Skateboarding pioneer Jay Adams dies in Mexico

ByColin Bane ESPN logo
Saturday, August 16, 2014

Jay Adams, a skateboarding pioneer and one of the original members of the Zephyr skate team, died in Puerto Escondido, Mexico, early Friday morning. He was 53.

Adams' manager, Susan Ferris, says the Skateboarding Hall of Famer died of a heart attack. A full report from the Puerto Escondido medical examiner's office is pending.

Adams had been on an extended surf vacation in Mexico with his wife and friends, including Solo Scott and Allen Sarlo. He had been surfing across the point earlier Thursday and came in feeling sick, then began having chest pains around midnight, according to Scott.

"His wife called us over in the middle of the night and we administered CPR until we could get an ambulance, and they kept working on him the whole way but he never revived," Scott told

"The important thing is he went out peacefully in his sleep, during the best surf trip of his life. He'd been down here for three months surfing every day, and he was in great shape and really good spirits. I've never seen him so happy and content and at peace."

Adams was known for bringing his aggressive surf style to skateboarding, first on the sidewalks of Venice, California, and eventually into the area's empty backyard pools. He was the first to air above the lip in a pool on a skateboard and the first to try handplants and other tricks that since have become staples.

"I've had the good fortune of spending decades in this sport, and he was the purest form of skateboarder that I've ever seen," Stacy Peralta, another original member of the Z-Boys team and director of the documentary film "Dogtown and Z-Boys," told "He was literally skateboarding incarnate, and the genius of it was he wasn't the best at anything, he just was it. I've said before that he was the original virus that got so many people hooked on skateboarding. Now the original spore is gone, but that virus lives on in so many others. Jay's passing reminds all of us and reaffirms that we're connected. We're all rolling down the sidewalk together."

Adams was the youngest member of the original Zephyr skate team when it first formed in 1975, according to Zephyr Surf Shop owner and co-founder Jeff Ho.

"I first met Jay in the water when he was a little kid on a borrowed surfboard, even before he was the little kid on a skateboard everybody's seen pictures of," Ho told "You could tell even then that he was something special. Once the first photos of what he was doing on a skateboard came out, he was an instant icon. He was so creative in his skating that he was just so, so far beyond his time. He lived his life the way he wanted to live it, and, you know, he was surfing some mean sick barrels at Puerto and getting great shots with the boys right up until just before he passed away, still doing what he wanted to do."
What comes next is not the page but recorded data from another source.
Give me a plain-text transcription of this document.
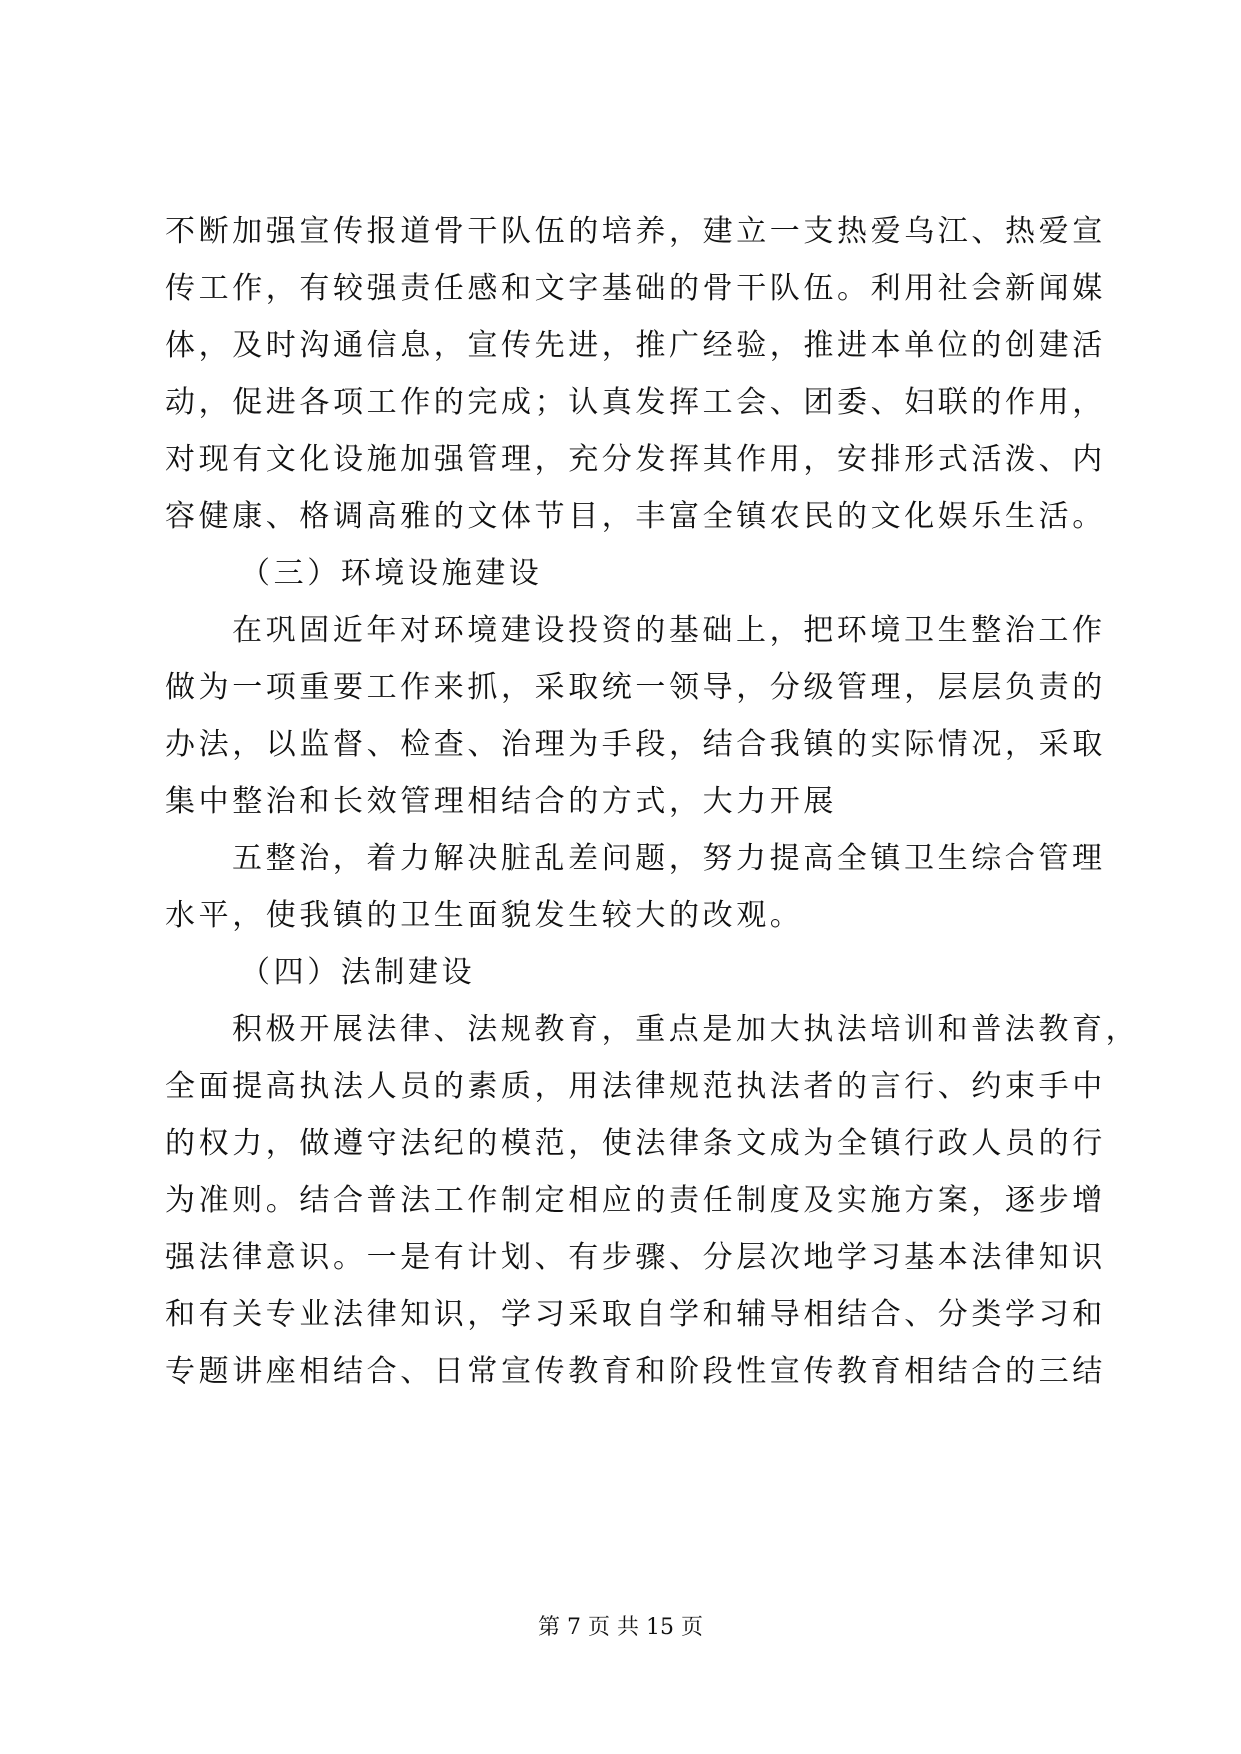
不断加强宣传报道骨干队伍的培养，建立一支热爱乌江、热爱宣
传工作，有较强责任感和文字基础的骨干队伍。利用社会新闻媒
体，及时沟通信息，宣传先进，推广经验，推进本单位的创建活
动，促进各项工作的完成；认真发挥工会、团委、妇联的作用，
对现有文化设施加强管理，充分发挥其作用，安排形式活泼、内
容健康、格调高雅的文体节目，丰富全镇农民的文化娱乐生活。
（三）环境设施建设
在巩固近年对环境建设投资的基础上，把环境卫生整治工作
做为一项重要工作来抓，采取统一领导，分级管理，层层负责的
办法，以监督、检查、治理为手段，结合我镇的实际情况，采取
集中整治和长效管理相结合的方式，大力开展
五整治，着力解决脏乱差问题，努力提高全镇卫生综合管理
水平，使我镇的卫生面貌发生较大的改观。
（四）法制建设
积极开展法律、法规教育，重点是加大执法培训和普法教育，
全面提高执法人员的素质，用法律规范执法者的言行、约束手中
的权力，做遵守法纪的模范，使法律条文成为全镇行政人员的行
为准则。结合普法工作制定相应的责任制度及实施方案，逐步增
强法律意识。一是有计划、有步骤、分层次地学习基本法律知识
和有关专业法律知识，学习采取自学和辅导相结合、分类学习和
专题讲座相结合、日常宣传教育和阶段性宣传教育相结合的三结
第 7 页 共 15 页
Jim Muir, another member of the original Dogtown Z-Boys skate team, added: "Everyone involved in skateboarding needs to thank Jay for who he was and what he made our sport. He was one of a kind, and there will never be anyone else like him."

Adams will be remembered as much for his sneer and for flipping off the camera as for his brazen skateboarding prowess. When skateboarding got competitive and corporate and some of his peers became celebrities, he mostly opted out.

"Wearing uniforms? That wasn't me," he wrote in an essay for "My Rules," a forthcoming book by photographer Glen E. Friedman.

Friedman's first published image for Skateboarder Magazine was a shot of Adams airing above the lip in a pool for the first time. Adams was just 15 at the time; Friedman was 14. The image rocked the skateboarding world with new possibilities, even though Friedman admits Adams "was clearly not [landing the trick]."

Even Adams' accidents could be inspirational.

"When you look at Jay, you have to think of the personification of all the Dogtown stories that Craig Stecyk wrote and all the Dogtown photos that I took: All we were trying to do was capture Jay Adams' essence," Friedman told "He was really f---ed up, and he was really incredibly great, all at the same time. For so many, he was the inspiration, he was the seed. He was one of the originators, and he didn't do any of it on purpose. He was as spontaneous as they come, and because of that he was one of the sport's great revolutionaries."

Friedman shared an excerpt of Adams' "My Rules" essay with

"I always skate for the love of it, the feeling that is like nothing else. Doing the thing I did, that some people after the fact look back and say it was so progressive and pushed the limits, that's cool but I wasn't thinking doing that. I just acted spontaneously and did stuff, see what happens and hope not to get hurt. I wouldn't think about it until afterwards, if at all. Style was a motivator at times, but honestly it just came naturally to me, and although it meant everything at times, who's to say the kook with horrible style isn't having more fun than you? Having fun is what really matters in the end, unless you're just out to impress others."